Frightened, but even more determined, I answered,
"No! Not if there were rivers of champagne!" instantly adding, "that I was awfully glad to get the wine for my patients, even if I did not feel called upon to thank them for it. They had taken so much from me."
Saying "good-night," with a certain finality of tone I went to my children. I drew up a chair between the boys' cribs, and lifting little Wanda from the bed held her in my arms, thinking that if they tried to make me pour more tea I should have my excuse ready.

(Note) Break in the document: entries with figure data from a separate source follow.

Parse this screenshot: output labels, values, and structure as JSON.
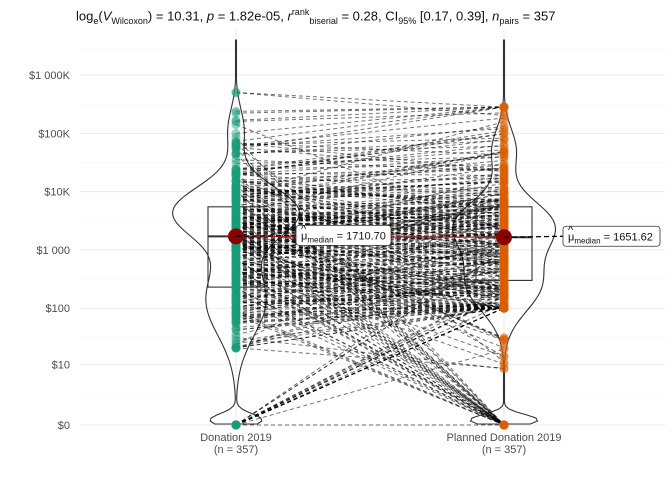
{
  "title_parts": {
    "stat_fn": "log",
    "stat_fn_sub": "e",
    "stat_var": "V",
    "stat_var_sub": "Wilcoxon",
    "stat_value": "10.31",
    "p_label": "p",
    "p_value": "1.82e-05",
    "effect_label": "r",
    "effect_sup": "rank",
    "effect_sub": "biserial",
    "effect_value": "0.28",
    "ci_label": "CI",
    "ci_sub": "95%",
    "ci_value": "[0.17, 0.39]",
    "n_label": "n",
    "n_sub": "pairs",
    "n_value": "357"
  },
  "chart_data": {
    "type": "paired violin-box-scatter",
    "y_scale": "pseudo-log",
    "y_ticks": [
      {
        "value": 0,
        "label": "$0"
      },
      {
        "value": 10,
        "label": "$10"
      },
      {
        "value": 100,
        "label": "$100"
      },
      {
        "value": 1000,
        "label": "$1 000"
      },
      {
        "value": 10000,
        "label": "$10K"
      },
      {
        "value": 100000,
        "label": "$100K"
      },
      {
        "value": 1000000,
        "label": "$1 000K"
      }
    ],
    "groups": [
      {
        "label": "Donation 2019",
        "n_label": "(n = 357)",
        "color": "#1b9e77",
        "box": {
          "q1": 230,
          "median": 1710.7,
          "q3": 5500
        },
        "median_label": "1710.70",
        "whisker_max": 500000
      },
      {
        "label": "Planned Donation 2019",
        "n_label": "(n = 357)",
        "color": "#d95f02",
        "box": {
          "q1": 300,
          "median": 1651.62,
          "q3": 5500
        },
        "median_label": "1651.62",
        "whisker_max": 300000
      }
    ],
    "median_symbol": "μ",
    "median_sub": "median",
    "grid": true
  }
}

For a few minutes after I left, the officers were quieter, but soon they began to sing—to cry "Hoch! Hoch! Hoch!"—growing so noisy in their carousal that the children were awakened. This once I was thankful, for when an officer came to beg me to come to the table once more, I was very busy with the children—laying my finger on my lips and shaking my head as an answer. Dash, our little Spitz dog, growled continually that night. She knew there was danger, and, in her animal way, expressed sympathy! It was such a fearsome night in the town—with the soldiers drinking—that not many people slept. At three o'clock the officer came once more, swaying from side to side in his efforts to keep his balance, to bid me serve them with tea. I had my little daughter in my arms, and she began to cry, thus giving me courage to say:
"No! I cannot leave the child. You have all had quite enough. It is time to go to bed, and let my children sleep."
I suppose the bare fact of speaking in this way impressed a drunken man, and also that I showed no fear. At any rate by four o'clock when the guns ceased their cannonade, it was quiet in the house, leaving me to wonder how many such nights I could live through and keep my reason—thinking of my plight, that I must be civil to men who could rejoice over the innocent lives lost when the Lusitania went down.